Our present reality is one filled with a great deal of communication technology. Everywhere we turn, we see people on cell phones, personal computers and a range of other media and communication devices. People start and end their days on these devices, referring to them through out the day for information, communication and entertainment. Our labor force, economy, scientific studies and national security measures are all tied to communications devices now, and we would be rendered helpless if we were unable to access them. This seems like a philosophically unsound existence, but it is indeed the state of things.
Communication technology has become invasive. This is a widespread complaint about phones, computers and other communications devices. It is overly present at every occasion. Whether it is the workplace, movie theater, dinner table or birthday party, communications devices are present, much to the demise of good social skills. This recent phenomenon is met with a great deal of resentment, both from generations that are unaccustomed to it and younger generations who were raised to limit their use of communications devices. There are certainly occasions that call for leaving phones and tablets at home, or at least out of sight.
Communications technology has also been found to have addictive properties, which is never good for anyone’s mental or physical health. Addiction is defined as anything that a person focuses on to the extent of losing control of the rest of their life.

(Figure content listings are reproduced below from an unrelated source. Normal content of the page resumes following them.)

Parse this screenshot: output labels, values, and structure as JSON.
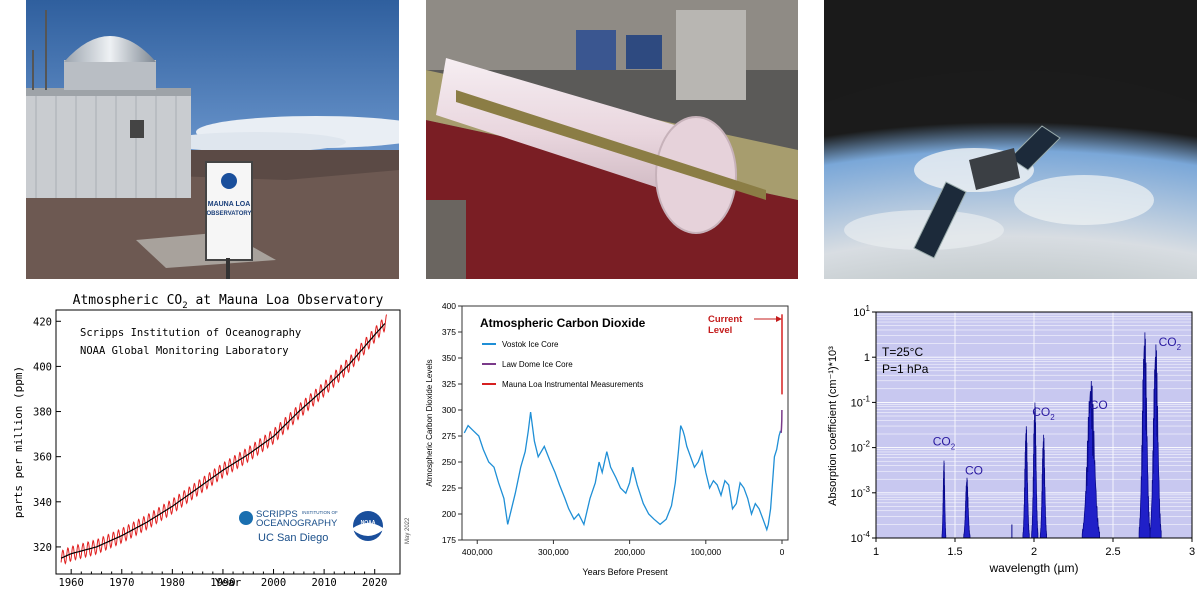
{
  "photos": {
    "observatory_sign": {
      "title": "MAUNA LOA",
      "subtitle": "OBSERVATORY",
      "logo_text": "NOAA"
    }
  },
  "chart_data": [
    {
      "type": "line",
      "title": "Atmospheric CO₂ at Mauna Loa Observatory",
      "title_parts": {
        "prefix": "Atmospheric CO",
        "subscript": "2",
        "suffix": " at Mauna Loa Observatory"
      },
      "xlabel": "Year",
      "ylabel": "parts per million (ppm)",
      "xlim": [
        1957,
        2025
      ],
      "ylim": [
        308,
        425
      ],
      "xticks": [
        1960,
        1970,
        1980,
        1990,
        2000,
        2010,
        2020
      ],
      "yticks": [
        320,
        340,
        360,
        380,
        400,
        420
      ],
      "annotations": [
        "Scripps Institution of Oceanography",
        "NOAA Global Monitoring Laboratory"
      ],
      "logos": {
        "scripps_1": "SCRIPPS",
        "scripps_small": "INSTITUTION OF",
        "scripps_2": "OCEANOGRAPHY",
        "ucsd": "UC San Diego",
        "noaa": "NOAA"
      },
      "side_note": "May 2022",
      "series": [
        {
          "name": "monthly",
          "color": "#e02020",
          "seasonal_amplitude": 3.2,
          "x": [
            1958,
            1960,
            1965,
            1970,
            1975,
            1980,
            1985,
            1990,
            1995,
            2000,
            2005,
            2010,
            2015,
            2020,
            2022.4
          ],
          "y": [
            315,
            317,
            320,
            325,
            331,
            338,
            346,
            354,
            361,
            369,
            380,
            390,
            401,
            414,
            420
          ]
        },
        {
          "name": "annual trend",
          "color": "#000000",
          "x": [
            1958,
            1960,
            1965,
            1970,
            1975,
            1980,
            1985,
            1990,
            1995,
            2000,
            2005,
            2010,
            2015,
            2020,
            2022.4
          ],
          "y": [
            315,
            317,
            320,
            325,
            331,
            338,
            346,
            354,
            361,
            369,
            380,
            390,
            401,
            414,
            420
          ]
        }
      ]
    },
    {
      "type": "line",
      "title": "Atmospheric Carbon Dioxide",
      "xlabel": "Years Before Present",
      "ylabel": "Atmospheric Carbon Dioxide Levels",
      "xlim": [
        420000,
        0
      ],
      "ylim": [
        175,
        400
      ],
      "xticks": [
        400000,
        300000,
        200000,
        100000,
        0
      ],
      "xtick_labels": [
        "400,000",
        "300,000",
        "200,000",
        "100,000",
        "0"
      ],
      "yticks": [
        175,
        200,
        225,
        250,
        275,
        300,
        325,
        350,
        375,
        400
      ],
      "annotation": {
        "line1": "Current",
        "line2": "Level"
      },
      "legend": [
        {
          "name": "Vostok Ice Core",
          "color": "#1f8fd6"
        },
        {
          "name": "Law Dome Ice Core",
          "color": "#7a3a8a"
        },
        {
          "name": "Mauna Loa Instrumental Measurements",
          "color": "#d62020"
        }
      ],
      "series": [
        {
          "name": "Vostok Ice Core",
          "color": "#1f8fd6",
          "x": [
            417000,
            412000,
            405000,
            398000,
            392000,
            385000,
            378000,
            372000,
            365000,
            360000,
            355000,
            350000,
            343000,
            337000,
            333000,
            330000,
            325000,
            320000,
            312000,
            305000,
            298000,
            292000,
            285000,
            280000,
            273000,
            267000,
            260000,
            252000,
            245000,
            240000,
            236000,
            230000,
            225000,
            218000,
            212000,
            205000,
            200000,
            196000,
            190000,
            182000,
            175000,
            168000,
            160000,
            152000,
            145000,
            140000,
            136000,
            133000,
            130000,
            128000,
            125000,
            120000,
            115000,
            110000,
            105000,
            100000,
            95000,
            90000,
            85000,
            80000,
            75000,
            70000,
            65000,
            60000,
            55000,
            50000,
            45000,
            40000,
            35000,
            30000,
            25000,
            20000,
            18000,
            15000,
            12000,
            10000,
            7000,
            4000,
            2000
          ],
          "y": [
            278,
            285,
            280,
            275,
            262,
            250,
            245,
            230,
            215,
            190,
            205,
            220,
            245,
            260,
            280,
            298,
            270,
            255,
            265,
            252,
            240,
            228,
            215,
            205,
            195,
            200,
            190,
            215,
            230,
            250,
            240,
            260,
            245,
            235,
            225,
            220,
            230,
            245,
            228,
            210,
            200,
            195,
            190,
            195,
            208,
            230,
            260,
            285,
            280,
            275,
            265,
            255,
            245,
            250,
            260,
            240,
            225,
            232,
            228,
            218,
            232,
            228,
            205,
            210,
            230,
            225,
            215,
            200,
            210,
            205,
            195,
            185,
            190,
            205,
            235,
            255,
            262,
            275,
            280
          ]
        },
        {
          "name": "Law Dome Ice Core",
          "color": "#7a3a8a",
          "x": [
            1200,
            900,
            600,
            300,
            120
          ],
          "y": [
            278,
            280,
            283,
            290,
            300
          ]
        },
        {
          "name": "Mauna Loa Instrumental Measurements",
          "color": "#d62020",
          "x": [
            64,
            40,
            20,
            0
          ],
          "y": [
            315,
            340,
            370,
            392
          ]
        }
      ]
    },
    {
      "type": "line",
      "xlabel": "wavelength (µm)",
      "ylabel": "Absorption coefficient (cm⁻¹)*10³",
      "xlim": [
        1,
        3
      ],
      "ylim_log10": [
        -4,
        1
      ],
      "xticks": [
        1,
        1.5,
        2,
        2.5,
        3
      ],
      "xtick_labels": [
        "1",
        "1.5",
        "2",
        "2.5",
        "3"
      ],
      "ytick_labels": [
        {
          "base": "10",
          "exp": "1"
        },
        {
          "base": "1",
          "exp": ""
        },
        {
          "base": "10",
          "exp": "-1"
        },
        {
          "base": "10",
          "exp": "-2"
        },
        {
          "base": "10",
          "exp": "-3"
        },
        {
          "base": "10",
          "exp": "-4"
        }
      ],
      "conditions": {
        "temperature": "T=25°C",
        "pressure": "P=1 hPa"
      },
      "band_labels": [
        {
          "text": "CO",
          "sub": "2",
          "x": 1.43,
          "log10y": -1.95
        },
        {
          "text": "CO",
          "sub": "",
          "x": 1.62,
          "log10y": -2.6
        },
        {
          "text": "CO",
          "sub": "2",
          "x": 2.06,
          "log10y": -1.3
        },
        {
          "text": "CO",
          "sub": "",
          "x": 2.41,
          "log10y": -1.15
        },
        {
          "text": "CO",
          "sub": "2",
          "x": 2.86,
          "log10y": 0.25
        }
      ],
      "bands": [
        {
          "molecule": "CO2",
          "center": 1.43,
          "width": 0.012,
          "peak_log10": -2.2
        },
        {
          "molecule": "CO",
          "center": 1.575,
          "width": 0.02,
          "peak_log10": -2.6
        },
        {
          "molecule": "CO2",
          "center": 1.95,
          "width": 0.02,
          "peak_log10": -1.4
        },
        {
          "molecule": "CO2",
          "center": 2.005,
          "width": 0.02,
          "peak_log10": -0.85
        },
        {
          "molecule": "CO2",
          "center": 2.06,
          "width": 0.02,
          "peak_log10": -1.6
        },
        {
          "molecule": "CO",
          "center": 2.36,
          "width": 0.055,
          "peak_log10": -0.35
        },
        {
          "molecule": "CO2",
          "center": 2.7,
          "width": 0.035,
          "peak_log10": 0.78
        },
        {
          "molecule": "CO2",
          "center": 2.77,
          "width": 0.035,
          "peak_log10": 0.5
        }
      ],
      "colors": {
        "plot_bg": "#c8c8f0",
        "line": "#0a0a8c",
        "label": "#2a1aa0"
      }
    }
  ]
}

Having an addiction to something means that you will neglect everything else in order to focus on the addiction. This epitomizes what is happening with cell phones and computers. People would rather be on their phones than drive safely, watch where they are walking or socialize with the person right in front of them. They would rather be on computers than work, leave the house or exercise. We have a very serious problem of addiction to communications devices in our culture.
The question is, are communications devices a necessary evil? Are we better off with them or without them? They have certainly done a lot to connect us to friends and relatives who are far away. But have they separated us from and made us take for granted the people directly in front of us?